The components of nonpharmacological therapy do not specifically include
balneotherapy or spa therapy. But some modalities are also components
of contemporary complex spa therapy such as patient education, aerobic
and muscle-strengthening exercises. Recommendations of the EULAR Task
Force reflect an evidence-based approach to key clinical questions concerning
the treatment of knee OA. Spa therapy is included among the nonpharmacological
interventions selected for assessment. A total of four OA papers were
assessed and of which, three of them reported positive results compared
to control. In one study, effect size could be calculated as 0.47 but
the quality of trials was moderate (median: 14.5, range: 12-17, possible
max. score 28). Category of evidence was assessed according to study
design which reflected susceptibility to bias. Evidence for spa therapy
for knee OA was categorized as 1B reflecting strong evidence obtained
from at least one randomised controlled trial. But the strength of recommendation
for spa therapy was graded C (range A-D) by the four members of editing
subcommittee of the task force. This is an extrapolated recommendation
from category 1 or 2 evidence and seems to be an underestimated one.

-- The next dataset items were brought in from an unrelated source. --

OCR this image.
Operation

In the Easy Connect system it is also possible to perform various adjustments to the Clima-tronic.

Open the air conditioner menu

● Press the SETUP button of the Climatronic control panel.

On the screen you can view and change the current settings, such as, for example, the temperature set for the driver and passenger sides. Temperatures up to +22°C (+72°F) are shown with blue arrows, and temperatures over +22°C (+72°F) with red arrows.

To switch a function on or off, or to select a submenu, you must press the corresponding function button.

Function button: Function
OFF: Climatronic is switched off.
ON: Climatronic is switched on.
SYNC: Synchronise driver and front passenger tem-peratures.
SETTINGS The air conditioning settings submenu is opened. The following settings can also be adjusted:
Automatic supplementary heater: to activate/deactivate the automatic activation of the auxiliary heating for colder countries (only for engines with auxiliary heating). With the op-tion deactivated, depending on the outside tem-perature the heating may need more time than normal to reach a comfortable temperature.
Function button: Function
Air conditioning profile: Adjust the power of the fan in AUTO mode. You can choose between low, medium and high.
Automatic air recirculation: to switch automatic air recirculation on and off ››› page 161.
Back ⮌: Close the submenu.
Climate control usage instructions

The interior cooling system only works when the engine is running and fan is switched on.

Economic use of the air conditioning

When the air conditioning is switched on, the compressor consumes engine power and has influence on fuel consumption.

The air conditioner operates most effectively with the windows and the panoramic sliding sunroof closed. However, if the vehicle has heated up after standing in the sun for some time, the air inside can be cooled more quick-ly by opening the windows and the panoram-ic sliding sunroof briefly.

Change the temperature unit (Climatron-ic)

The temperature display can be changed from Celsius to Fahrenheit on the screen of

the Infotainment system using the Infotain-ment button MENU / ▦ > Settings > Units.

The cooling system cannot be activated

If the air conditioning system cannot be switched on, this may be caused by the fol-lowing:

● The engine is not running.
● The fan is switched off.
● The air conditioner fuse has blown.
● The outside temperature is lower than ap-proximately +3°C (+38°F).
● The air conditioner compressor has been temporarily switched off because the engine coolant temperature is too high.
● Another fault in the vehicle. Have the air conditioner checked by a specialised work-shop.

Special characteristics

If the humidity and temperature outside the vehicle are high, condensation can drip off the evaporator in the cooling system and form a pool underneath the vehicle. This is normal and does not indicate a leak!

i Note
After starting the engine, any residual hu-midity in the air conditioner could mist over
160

Finally, overall opinion of all experts on the usefulness of spa therapy
(expressed by a VAS scale of 0-100 ) reveals that spa therapy is not
strongly recommended (mean VAS score 30). This is not in accordance
with good evidence (1B) that spa therapy is beneficial in the management
of knee OA.
Balneotherapy
and/or spa therapy are the oldest form of therapy that have been used
for centuries in the management of musculoskeletal disorders. Balneotherapy
of modern times may be defined as “the therapeutic use of mineral and
thermal waters, usually through water immersion of part or all of the
body, but also through drinking certain amount of water and inhaling
the vaporized or dispersed water. “Balneo” comes from the Latin word
for bath- “balneum”. It refers to bathing in thermal or mineral waters.
Almost
all ancient civilizations used natural thermal and mineral water therapies,
which later became a central focus of many health-promoting establishments
such as spas. In English language “Spa” is a specific word for ‘place
with thermal baths’ or ‘health resorts’. One of the most important activities
that take place at a traditional or modern spa is balneotherapy. In
addition to balneotherapeutic use of waters, gases such as CO2 and radon,
muds such as peat or clay and climatic factors such as atmospheric temperature
or UV light are often used as part of a complex spa therapy. A ‘natural’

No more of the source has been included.